A quick search on Google (or any other search engine for that matter) for information about purchasing foreclosure properties will net you all kinds of information, mostly untrue and mostly centering on how, if you just send money, you can get information about all of the “deals” out there. Which, they assure you, you can buy for a song, flip for a profit and, voila, you are on your way to making your fortune as a real estate mogul. Unfortunately, that’s not quite the way things work in the real world and the only party likely making a fortune is the one convincing you to part with your money for this "valuable information".
So, in the interest of keeping your money where it belongs (in your pocket), I’d like to clear up a few misconceptions:
- Finding out about the property “before” it goes on the market is not going to give you the jump on competition. Banks are grinding bureaucracies filled with systems. The process for selling an REO (a euphemism for foreclosure property which stands for Real Estate Owned) includes establishing value, assigning an asset manager, assigning a real estate broker to submit it into MLS and expose it to the market, accepting offers for review and ultimately selling it under the “highest and best” circumstances. In fact, many banks are so concerned about fully exposing the property to the market, they will not even review any offers until the property has been in MLS for at least 5 days.
- Banks are probably not going to accept a lowball offer, particularly when a property first goes on the market. In most instances, the bank has reviewed a number of BPOs (Broker Price Opinions) or Appraisals prior to pricing the property. In the mind of the asset manager, the property is offered for sale at Market Value and that is what they expect to get. In fact, a well-priced property often garners multiple offers and ends up selling for considerably more than asking price. Yes, MORE THAN ASKING PRICE! You are more likely to be able to negotiate on the price of a property that’s been kicking around for awhile (although there’s no guarantee there either).
- If a property is listed at what seems like a “really” low price, there is probably a very good reason. When making phone calls to other agencies about their foreclosure properties I routinely ask questions such as, “Does it have a furnace?” or “where are the ceilings currently located?” Many of these properties are in very difficult condition and you may not be able to get a loan on it unless it’s an FHA 203K Rehab loan. Remember, if you do plan on utilizing a Rehab loan you must qualify for the price of the property plus the cost of the repairs. In other words, if you qualify for a loan of $100,000 you cannot purchase a $100,000 foreclosure that needs $50,000 worth of work.

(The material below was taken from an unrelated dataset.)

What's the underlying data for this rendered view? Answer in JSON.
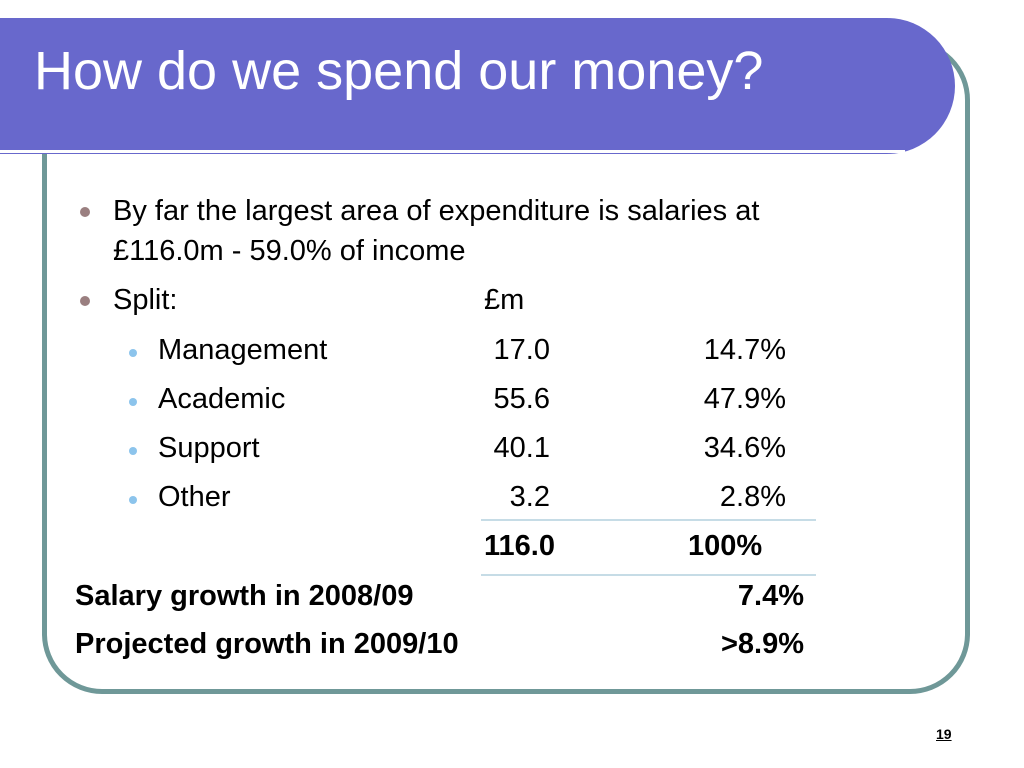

- Demanding that your agent get you the telephone number for the asset manager so you can “cut through the bullsh*t” is not going to help anything. The only person who knows who the asset manager is would be the listing agent. And if the listing agent would like to continue listing properties for their client they are not going to give out telephone numbers to the general public. If banks wanted the general public to be able to contact their asset managers about properties they would make that information readily available. It is not readily available for a reason. Most asset managers already have hundreds of files they are dealing with at any given time. They simply cannot deal with the many buyers interested in each of those properties.
- Please do not fall prey to the idea that banks, “want to get these properties off their hands because they are just losing money hanging on to them”. There are many things going on behind the scenes that you and I are not privy to. For instance, there was a heated lawsuit against Carrington Mortgage claiming that Carrington’s MBS (Mortgage Backed Security) deals contained a provision that allowed them to completely control the asset disposition strategy. It further alleged that Carrington was using this provision to force a strategy that protected its interest, at the expense of all other investors, by preventing the sale of REO properties. You see, after a home is foreclosed bondholders continue to receive principal and interest payments each month. Once the home is sold, payments stop and since the holders of the riskiest, lowest-priority bonds often end up getting little or nothing from sale proceeds because other investors have higher-ranking claims on that money, owners of the riskiest type of bonds (like Carrington’s hedge funds) stand to gain from delays. According to Anthony Sanders, a former Deutsche Bank AG mortgage-bond research director who is now an Arizona State University professor in Tempe. “These types of lawsuits show there are really perverse incentives for servicers, andmortgage-bond-investor conflicts, that have wreaked havoc amid the housing and banking crises.”
The bottom line here is that there are many things in the world of REOs that do not follow common sense and you do yourself a disservice if you spend all your time trying to change the way things are. Your time would be better spent positioning yourself to be ready when you do see a property come on the market that fits your needs and is well priced. So, find a good agent to work with, make sure you are pre-approved with a creditable lender, and when you see that well priced property…MAKE YOUR BEST OFFER!